Вернувшись домой в этот вечер, Брендан Харрис достал из-под кровати сложенный чемодан. Чемодан был полон пестрых рубашек и шортов, а еще там лежали две пары джинсов и спортивная куртка — никаких свитеров, никаких шерстяных брюк. Он взял с собой лишь то, что собирался носить в Лас-Вегасе, а зимних вещей не взял, потому что они с Кейти решили: не придется им больше мерзнуть, закупать теплые носки на распродаже и глядеть на дорогу сквозь замерзшее ветровое стекло. Вот почему сейчас, когда он открыл чемодан, в глаза бросились яркие краски, пестрота, жизнерадостность лета.
Так они и собирались жить. Загорелые, вольные тела не стеснены, не придавлены зимними пальто, походка легкая — никаких тебе зимних ботинок, и не надо ни перед кем отчитываться. Они станут пить напитки с диковинными названиями, днем нежиться в отелях с бассейнами, и кожа их будет пахнуть солнцезащитным кремом и хлоркой. Они будут заниматься любовью в комнатах, прохладных от кондиционера, но прогретых солнцем, пробивающимся сквозь шторы, а когда спадет жара, они, красиво одетые, выйдут на прогулку. Он видел их вдвоем словно со стороны, словно издали: любовники, как в кино, идущие среди буйства неоновых огней, и яркие огни расцвечивают алыми, желтыми и голубыми пятнами темный гудрон мостовой. Вот они, Брендан и Кейти, лениво бредущие по широкому бульвару, который кажется уже из-за шикарных домов по обеим сторонам, а из распахнутых настежь дверей казино доносятся веселые голоса и звон монет.
В какое завернем сегодня, детка?
Выбери ты.
Нет, ты.
Ну не упрямься, выбор за тобой.
Ладно.
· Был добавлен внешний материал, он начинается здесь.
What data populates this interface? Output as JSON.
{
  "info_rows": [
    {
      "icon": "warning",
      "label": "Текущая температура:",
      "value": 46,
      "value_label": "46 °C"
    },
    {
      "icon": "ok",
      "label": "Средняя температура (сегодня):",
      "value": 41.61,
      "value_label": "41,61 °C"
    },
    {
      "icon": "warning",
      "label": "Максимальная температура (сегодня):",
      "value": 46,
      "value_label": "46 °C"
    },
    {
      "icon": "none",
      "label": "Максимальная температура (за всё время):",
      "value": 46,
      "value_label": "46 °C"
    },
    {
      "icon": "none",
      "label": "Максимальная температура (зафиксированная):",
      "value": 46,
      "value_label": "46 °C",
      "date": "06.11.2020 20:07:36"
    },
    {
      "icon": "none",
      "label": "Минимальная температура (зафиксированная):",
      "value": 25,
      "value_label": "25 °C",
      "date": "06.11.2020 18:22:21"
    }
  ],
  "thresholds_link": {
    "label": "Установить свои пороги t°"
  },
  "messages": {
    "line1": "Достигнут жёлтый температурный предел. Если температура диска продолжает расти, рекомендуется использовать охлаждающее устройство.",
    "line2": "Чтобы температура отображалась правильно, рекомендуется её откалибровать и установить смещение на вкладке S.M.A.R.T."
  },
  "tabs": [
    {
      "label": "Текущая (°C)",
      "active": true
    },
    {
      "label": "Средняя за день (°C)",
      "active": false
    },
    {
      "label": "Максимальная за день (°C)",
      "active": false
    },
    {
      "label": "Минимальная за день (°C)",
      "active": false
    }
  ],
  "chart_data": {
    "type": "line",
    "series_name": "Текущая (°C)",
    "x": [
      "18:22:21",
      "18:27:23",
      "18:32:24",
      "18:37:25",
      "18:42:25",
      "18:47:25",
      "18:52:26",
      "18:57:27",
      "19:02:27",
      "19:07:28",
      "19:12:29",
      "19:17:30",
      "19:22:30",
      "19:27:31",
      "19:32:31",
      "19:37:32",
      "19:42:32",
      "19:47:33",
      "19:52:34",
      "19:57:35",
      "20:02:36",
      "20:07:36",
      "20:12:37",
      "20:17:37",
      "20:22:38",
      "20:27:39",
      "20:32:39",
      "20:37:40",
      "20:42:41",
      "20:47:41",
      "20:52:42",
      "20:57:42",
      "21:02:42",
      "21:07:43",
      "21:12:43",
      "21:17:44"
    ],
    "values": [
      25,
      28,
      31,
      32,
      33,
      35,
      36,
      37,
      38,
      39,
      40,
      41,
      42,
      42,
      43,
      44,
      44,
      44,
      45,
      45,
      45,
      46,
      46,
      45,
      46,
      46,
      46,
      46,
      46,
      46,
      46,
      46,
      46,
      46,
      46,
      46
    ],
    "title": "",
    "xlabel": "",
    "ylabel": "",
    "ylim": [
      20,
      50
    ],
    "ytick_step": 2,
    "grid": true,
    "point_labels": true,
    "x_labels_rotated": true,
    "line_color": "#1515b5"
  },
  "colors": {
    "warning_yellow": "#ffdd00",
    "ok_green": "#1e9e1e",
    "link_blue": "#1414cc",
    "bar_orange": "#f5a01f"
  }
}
Как насчет вот этого?
Выглядит завлекательно.
Значит, сюда.
Я люблю тебя, Брендан.
И я люблю тебя, Кейти.
И вот они поднимаются по ковровой дорожке лестницы между белых колонн и вступают в прокуренный шум и звон нарядного игорного зала. Они вступают сюда как муж и жена, начинают совместную жизнь, молодые, почти дети, и Ист-Бакинхем отодвигается куда-то далеко-далеко, с каждым их шагом все дальше.
Вот как это должно было быть.
Брендан опустился на пол. Ему надо было присесть. Хоть на секунду-другую. Он сел, прижав друг к другу подошвы высоких своих ботинок, и, обхватив щиколотки руками, стал раскачиваться, как мальчишка. Он свесил голову, уткнул подбородок в грудь, закрыл глаза и почувствовал, что боль немножко отступает. Мерное движение и темнота успокаивали.
И вдруг это кончилось, и весь ужас гибели Кейти, ужас ее отсутствия опять нахлынул, пронзил все его существо, и он почувствовал, что раздавлен, размозжен в прах.
В доме у них был пистолет. Пистолет был отцовский, и мать оставила его там, где его держал отец, за съемным карнизом в кладовке. Если взобраться на полку, то там, за карнизом, в щели можно нащупать пистолет, и тогда все, что останется, — это потянуться, сжать пальцы, и рука почувствует тяжесть ствола. Пистолет этот на памяти Брендана был здесь всегда. Казалось, он начал осознавать себя с того момента, когда, выйдя однажды из ванной поздно вечером, увидел, что отец шарит рукой в щели на потолке. Брендан даже вынимал этот пистолет и показывал его своему другу Джерри Дивента, когда им было по тринадцать лет. Джерри делал тогда страшные глаза, все повторяя: «Положи, положи его на место». Пистолет был весь в пыли и, очень может быть, совершенно необстрелянный, но Брендан знал, что единственное, что нужно этому пистолету, это хорошая чистка.